Somewhere beyond the sea

Grant Bather

June 17, 2006

Every Englishman’s home is his castle and over the last few years, the entire nation has been fascinated by the rising (or falling) cost of their property. This has spawned a nation of property speculators all eager to make money through property. However, with the cost of the average UK home skyrocketing, many property investors are looking abroad.

So, what should you recommend when they ask you where they should be buying? Firstly, we suggest that you ascertain exactly what their financial goals are. Are they purchasing a property as an investment or as a holiday home? Do they want the opportunity to visit it every other weekend or are they happy to never even see it? What is their risk profile? How much do they want to invest? Once all these questions have been answered, it should be much simpler to recommend the type of investment they should be looking at.

Where to invest?

But the question remains – what country should they be purchasing in? The recently launched Prestige Group International Hotspots Index is a good guide for investors interested in purchasing property abroad with the top five destinations as follows:

Warsaw (Poland)

Poland has seen huge economic growth over the last few years and its capital, Warsaw, has benefited greatly from this boom. This city has some exceptional opportunities at the high end of the market and with the economy looking to continue to prosper, serious property investors should be considering this city. Other advantages that Poland offers are a relatively uncomplicated legal system, availability of 80 per cent financing and low stamp duty charges.

Florida (USA)

The United States has long been a favourite of property investors – offering market stability coupled with strong capital appreciation and the security of operating in an English speaking market. All these factors, as well as a weakening dollar, have seen Florida rise to second place in the International Hotspots Index. However, the market is slowing as it cannot maintain such strong appreciation levels in the longer term. Therefore, investors should make sure they are happy their investment could ride a period of low appreciation and still offer positive returns.

Cape Verde

This collection of islands, located just off the coast of Senegal, is a relatively new market with good potential as a major year-round tourist destination. In addition, it boasts low property costs (£96 average price per square foot) and local agents cite strong rental yields.

However, some of the islands have sanitation and energy supply issues, financing can be difficult to obtain and the legal system is complex. Despite this, the country should offer excellent returns in future and is one to watch.

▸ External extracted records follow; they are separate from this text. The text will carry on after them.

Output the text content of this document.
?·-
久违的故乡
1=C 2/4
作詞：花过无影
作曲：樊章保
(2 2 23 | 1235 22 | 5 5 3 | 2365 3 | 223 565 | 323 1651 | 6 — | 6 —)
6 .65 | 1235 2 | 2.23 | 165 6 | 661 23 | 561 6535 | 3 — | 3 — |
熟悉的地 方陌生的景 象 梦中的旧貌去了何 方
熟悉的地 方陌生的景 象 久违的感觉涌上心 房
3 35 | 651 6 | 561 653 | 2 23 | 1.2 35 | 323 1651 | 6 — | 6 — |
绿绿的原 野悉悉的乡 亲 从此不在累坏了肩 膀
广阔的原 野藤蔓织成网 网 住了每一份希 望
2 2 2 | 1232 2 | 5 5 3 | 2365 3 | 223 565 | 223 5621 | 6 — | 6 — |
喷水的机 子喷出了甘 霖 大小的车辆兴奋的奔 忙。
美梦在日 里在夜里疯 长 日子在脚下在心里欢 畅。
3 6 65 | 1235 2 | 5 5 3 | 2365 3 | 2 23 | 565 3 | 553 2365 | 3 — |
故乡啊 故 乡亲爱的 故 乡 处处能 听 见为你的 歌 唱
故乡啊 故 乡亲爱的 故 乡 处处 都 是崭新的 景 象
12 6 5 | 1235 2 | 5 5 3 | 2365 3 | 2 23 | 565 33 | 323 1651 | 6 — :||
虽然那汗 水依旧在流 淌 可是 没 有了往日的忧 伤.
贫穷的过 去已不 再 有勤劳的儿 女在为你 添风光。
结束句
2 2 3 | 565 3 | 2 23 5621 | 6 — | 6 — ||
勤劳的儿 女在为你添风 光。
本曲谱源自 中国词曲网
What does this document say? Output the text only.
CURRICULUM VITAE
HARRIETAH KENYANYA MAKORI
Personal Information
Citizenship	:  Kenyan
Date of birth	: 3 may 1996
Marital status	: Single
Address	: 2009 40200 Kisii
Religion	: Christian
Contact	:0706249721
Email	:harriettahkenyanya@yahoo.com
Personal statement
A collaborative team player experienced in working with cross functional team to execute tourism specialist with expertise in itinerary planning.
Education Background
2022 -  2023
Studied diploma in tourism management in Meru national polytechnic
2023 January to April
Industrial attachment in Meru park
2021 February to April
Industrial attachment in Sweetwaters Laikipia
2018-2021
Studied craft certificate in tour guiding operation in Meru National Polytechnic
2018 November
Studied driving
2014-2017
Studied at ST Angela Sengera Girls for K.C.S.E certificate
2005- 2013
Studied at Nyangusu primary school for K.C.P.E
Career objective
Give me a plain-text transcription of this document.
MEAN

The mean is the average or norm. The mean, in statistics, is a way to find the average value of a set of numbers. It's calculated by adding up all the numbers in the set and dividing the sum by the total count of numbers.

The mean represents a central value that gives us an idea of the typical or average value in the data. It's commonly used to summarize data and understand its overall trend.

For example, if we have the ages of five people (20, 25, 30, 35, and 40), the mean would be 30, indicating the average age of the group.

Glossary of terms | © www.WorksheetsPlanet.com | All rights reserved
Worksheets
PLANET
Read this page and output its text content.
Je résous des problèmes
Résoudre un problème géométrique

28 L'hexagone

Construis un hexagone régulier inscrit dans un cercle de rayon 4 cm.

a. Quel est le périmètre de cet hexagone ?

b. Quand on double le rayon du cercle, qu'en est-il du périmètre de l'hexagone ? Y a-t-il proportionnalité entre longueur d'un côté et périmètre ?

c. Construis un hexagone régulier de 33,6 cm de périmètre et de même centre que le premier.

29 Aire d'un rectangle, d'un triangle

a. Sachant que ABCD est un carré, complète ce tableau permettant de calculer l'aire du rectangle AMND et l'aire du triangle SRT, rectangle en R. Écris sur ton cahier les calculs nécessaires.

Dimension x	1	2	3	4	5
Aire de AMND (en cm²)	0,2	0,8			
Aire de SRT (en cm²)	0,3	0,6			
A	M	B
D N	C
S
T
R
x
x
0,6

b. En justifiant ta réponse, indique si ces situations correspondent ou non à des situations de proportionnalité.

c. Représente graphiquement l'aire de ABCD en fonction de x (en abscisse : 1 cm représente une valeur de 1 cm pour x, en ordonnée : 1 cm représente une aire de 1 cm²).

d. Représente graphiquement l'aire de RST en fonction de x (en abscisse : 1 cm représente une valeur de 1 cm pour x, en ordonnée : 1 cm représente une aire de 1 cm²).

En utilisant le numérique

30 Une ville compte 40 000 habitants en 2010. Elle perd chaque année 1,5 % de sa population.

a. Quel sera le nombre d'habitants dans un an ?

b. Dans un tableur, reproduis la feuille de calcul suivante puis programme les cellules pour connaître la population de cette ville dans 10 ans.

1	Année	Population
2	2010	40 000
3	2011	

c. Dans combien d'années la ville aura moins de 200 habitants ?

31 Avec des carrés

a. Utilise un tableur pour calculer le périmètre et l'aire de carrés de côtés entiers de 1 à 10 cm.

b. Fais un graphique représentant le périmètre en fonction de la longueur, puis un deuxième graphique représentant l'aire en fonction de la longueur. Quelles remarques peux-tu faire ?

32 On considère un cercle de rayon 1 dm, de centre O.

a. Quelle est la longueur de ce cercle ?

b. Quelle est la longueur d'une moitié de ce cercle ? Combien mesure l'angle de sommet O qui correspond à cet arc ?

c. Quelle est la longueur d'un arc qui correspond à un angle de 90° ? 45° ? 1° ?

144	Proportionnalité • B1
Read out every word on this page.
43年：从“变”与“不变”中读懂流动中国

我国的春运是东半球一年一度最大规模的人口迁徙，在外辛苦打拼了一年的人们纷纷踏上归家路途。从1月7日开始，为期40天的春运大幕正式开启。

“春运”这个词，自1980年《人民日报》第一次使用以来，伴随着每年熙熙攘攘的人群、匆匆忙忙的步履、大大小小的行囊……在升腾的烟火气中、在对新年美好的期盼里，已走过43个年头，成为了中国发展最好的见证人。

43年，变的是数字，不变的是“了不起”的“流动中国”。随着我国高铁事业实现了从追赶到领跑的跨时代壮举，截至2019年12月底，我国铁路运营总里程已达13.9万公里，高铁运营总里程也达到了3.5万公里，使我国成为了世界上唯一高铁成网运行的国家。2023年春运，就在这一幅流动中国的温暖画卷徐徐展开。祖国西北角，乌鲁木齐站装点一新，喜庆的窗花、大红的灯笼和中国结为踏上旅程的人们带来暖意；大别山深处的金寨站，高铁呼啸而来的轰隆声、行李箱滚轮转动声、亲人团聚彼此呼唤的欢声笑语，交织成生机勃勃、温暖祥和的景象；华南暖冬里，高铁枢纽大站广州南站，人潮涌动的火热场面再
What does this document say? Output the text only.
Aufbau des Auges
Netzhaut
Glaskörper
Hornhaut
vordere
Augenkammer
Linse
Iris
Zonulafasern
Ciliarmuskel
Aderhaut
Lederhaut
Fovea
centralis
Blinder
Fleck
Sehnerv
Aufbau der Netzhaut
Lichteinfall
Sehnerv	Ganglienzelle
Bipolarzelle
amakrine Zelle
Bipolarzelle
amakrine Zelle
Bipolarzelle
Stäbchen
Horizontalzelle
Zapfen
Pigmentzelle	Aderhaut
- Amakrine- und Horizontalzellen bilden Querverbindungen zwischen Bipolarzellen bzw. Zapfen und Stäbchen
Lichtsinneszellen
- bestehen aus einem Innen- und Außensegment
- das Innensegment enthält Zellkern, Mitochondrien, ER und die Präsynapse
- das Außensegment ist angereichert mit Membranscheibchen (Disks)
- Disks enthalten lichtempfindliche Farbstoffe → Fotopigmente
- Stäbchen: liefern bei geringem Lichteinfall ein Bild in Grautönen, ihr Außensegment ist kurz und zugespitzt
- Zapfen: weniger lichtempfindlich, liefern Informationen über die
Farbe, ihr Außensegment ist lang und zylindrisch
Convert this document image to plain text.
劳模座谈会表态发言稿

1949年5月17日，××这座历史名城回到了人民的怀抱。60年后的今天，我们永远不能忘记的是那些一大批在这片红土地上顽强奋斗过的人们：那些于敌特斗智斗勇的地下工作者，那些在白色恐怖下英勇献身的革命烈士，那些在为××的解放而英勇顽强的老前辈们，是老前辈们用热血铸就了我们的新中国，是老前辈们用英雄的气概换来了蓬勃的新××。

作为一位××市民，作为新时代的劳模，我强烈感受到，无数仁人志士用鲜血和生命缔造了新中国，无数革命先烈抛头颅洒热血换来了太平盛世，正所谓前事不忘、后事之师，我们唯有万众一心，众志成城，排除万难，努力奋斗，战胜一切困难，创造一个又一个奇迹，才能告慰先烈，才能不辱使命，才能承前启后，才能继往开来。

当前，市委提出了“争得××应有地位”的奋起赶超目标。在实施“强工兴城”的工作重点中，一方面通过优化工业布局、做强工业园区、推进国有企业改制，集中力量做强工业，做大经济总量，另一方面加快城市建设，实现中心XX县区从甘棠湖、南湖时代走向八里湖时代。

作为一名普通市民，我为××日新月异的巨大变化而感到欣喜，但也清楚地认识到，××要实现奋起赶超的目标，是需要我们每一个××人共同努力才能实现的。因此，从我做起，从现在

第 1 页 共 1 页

Western Algarve (Portugal)

While Central Algarve has been a Mecca for investors for some years now, the Western Algarve is just starting to be noticed. It offers all the charm of the region but at substantially lower prices (two-bedroom villa with pool – Western Algarve: £275,000 compared to Central Algarve: £500,000) with fewer large developments. Although the stamp duty is relatively high, this region also boasts an uncomplicated legal system, low mortgage rates (3.4 per cent) and 80 per cent financing. The Western Algarve is ideal for sophisticated investors looking to see strong capital returns.

Sofia (Bulgaria)

Much of Central Eastern Europe provides high appreciation with good rental yields and Sofia – the capital of Bulgaria – is no different. This city also offers significantly low property values (£86 per square foot), which are likely to rise if and when Bulgaria joins the EU. However, the legal system is relatively complex so we recommend that investors looking to purchase in Sofia consult a local expert before making any decisions.


The Index also suggests that investors should consider Budapest (6) and watch Dublin (7), Cape Town (8) and Dubai (9). However, it recommends you don’t currently buy in the Spanish Costas as the market is overheating due to excessive development and legal issues. Finally, the Hot Spot Index tips Brazil as the ‘emerging emerging market’.

Overseas property investment is naturally more difficult and carries more risk than investing in the town or even road that a landlord lives in. However, these factors can be managed if, instead of simply focusing on the price of property and potential capital appreciation, factors such as the ease of financing, legal system and countries stability are considered.

If your clients are interested in investing in foreign property, you need to suggest they take their time, look past the hype, do their research and if possible use a company active in the market they are interested in. There are major returns available in the overseas residential market but investors need to exercise the same amount of care they would with any other investment.